Middlebury's disgrace was one of several incidents this year in which controversial or studiously obnoxious speakers were either run off campuses or were intimidated from coming. These included Ann Coulter and Milo Yiannopoulos, in the first category, as well as Heather Mac Donald and Murray, conservative scholars with interesting, if provocative, things to say. Mac Donald, the author of "War on Cops," is a critic of the Black Lives Matter movement.
Murray is best known for co-writing the book "The Bell Curve." Suffice it to say it deals with the intellectual nitroglycerin of race and IQ. When it exploded upon publication in 1994, the New Republic devoted most of one issue to shredding it. Still, Murray survived to write other books, and while he is a conservative, he is redeemed by being vociferously anti-Trump. Maybe he will someday do a book on the link between real estate development and IQ.
Far more dangerous than what any of these speakers has to say is the reaction to it. The protesters — some of them non-students — are involved in what's called, to invoke a trendy term, "cultural appropriation." In this case, it is the culture of fascism. Benito Mussolini's rise to power in Italy was facilitated by the steady use of violent protesters to break up meetings and silence opponents. The tactic proved successful, and in 1922 Mussolini became dictator of Italy. Hitler, on the other side of the Alps, took careful notes.
I won't flatter the student protesters by asserting they are aware of their ideological antecedents. But I will say that those who chose not to hear Mac Donald or Murray missed something. Mac Donald, who writes often for the Wall Street Journal, knows her stuff. You may not agree with her, but she is reasonable and learned. As for Murray, his caricature as a white racist is a simplistic libel. I am not prepared to defend "The Bell Curve" — it has been years since I've read it — but that's beside the point. It's for Murray to defend. And, if given the opportunity, I'm sure he can do it.
Maybe, as some have argued, campus intolerance is escalating in reaction to President Trump. He has a pugnacious affect that encourages a like reaction. He wants to silence the critical press. He dismisses his critics as "losers." He always seems to be spoiling for a fight — and not a fair one, either.
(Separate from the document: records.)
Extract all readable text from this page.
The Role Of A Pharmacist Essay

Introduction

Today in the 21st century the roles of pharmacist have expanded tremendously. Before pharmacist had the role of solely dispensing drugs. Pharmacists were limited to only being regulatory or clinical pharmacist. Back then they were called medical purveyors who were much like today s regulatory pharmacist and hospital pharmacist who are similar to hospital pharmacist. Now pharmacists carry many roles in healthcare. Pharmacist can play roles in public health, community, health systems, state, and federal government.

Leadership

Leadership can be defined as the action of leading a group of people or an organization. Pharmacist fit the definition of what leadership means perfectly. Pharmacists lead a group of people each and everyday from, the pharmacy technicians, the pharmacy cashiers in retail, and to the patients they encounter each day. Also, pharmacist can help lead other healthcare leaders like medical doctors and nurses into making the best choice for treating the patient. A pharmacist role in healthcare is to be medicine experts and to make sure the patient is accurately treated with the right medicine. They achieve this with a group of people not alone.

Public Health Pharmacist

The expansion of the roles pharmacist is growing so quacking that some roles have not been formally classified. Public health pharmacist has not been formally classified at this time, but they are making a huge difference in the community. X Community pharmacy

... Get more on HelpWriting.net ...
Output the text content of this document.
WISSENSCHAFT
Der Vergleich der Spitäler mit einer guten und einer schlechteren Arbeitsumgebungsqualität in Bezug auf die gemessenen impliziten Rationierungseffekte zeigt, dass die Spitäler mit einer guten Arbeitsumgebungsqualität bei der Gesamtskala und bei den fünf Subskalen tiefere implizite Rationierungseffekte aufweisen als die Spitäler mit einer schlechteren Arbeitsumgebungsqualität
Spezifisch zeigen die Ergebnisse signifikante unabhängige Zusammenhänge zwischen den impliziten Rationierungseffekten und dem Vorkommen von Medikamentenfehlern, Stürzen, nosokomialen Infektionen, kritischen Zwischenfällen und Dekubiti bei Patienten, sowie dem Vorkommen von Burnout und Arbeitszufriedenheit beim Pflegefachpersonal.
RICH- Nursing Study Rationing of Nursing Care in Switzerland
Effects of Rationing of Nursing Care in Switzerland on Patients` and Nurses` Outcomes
But Trump's simian behavior is no excuse for violence.
The Vietnam War engendered the same sort of fascistic response. In the name of a good cause — ending the war — the occasional protester set off the occasional bomb. One, ostensibly directed at the University of Wisconsin's cooperation with the Defense Department, nearly demolished Sterling Hall on the Madison campus. It killed a physics researcher, whose work was entirely unconnected with the Pentagon, not that it matters any. The mad, arrogant virtue that animated the bombers is little different than what drove Manchester's suicide bomber to wantonly kill kids at the Ariana Grande concert in England. Spare us the true believers.
I have known Stanger a bit over the years. To me, she personifies the scholarly life — fluent in Russian, fluent in Czech, fluent in critical ideas. She has her politics, avowedly Democratic, but she agreed to moderate the discussion with Murray solely because she believes in the robust exchange of views. Now she suffers because some protesters thought they were entitled to silence Murray and injure Stanger. Middlebury got a black eye, Stanger got a concussion — and we all got a warning.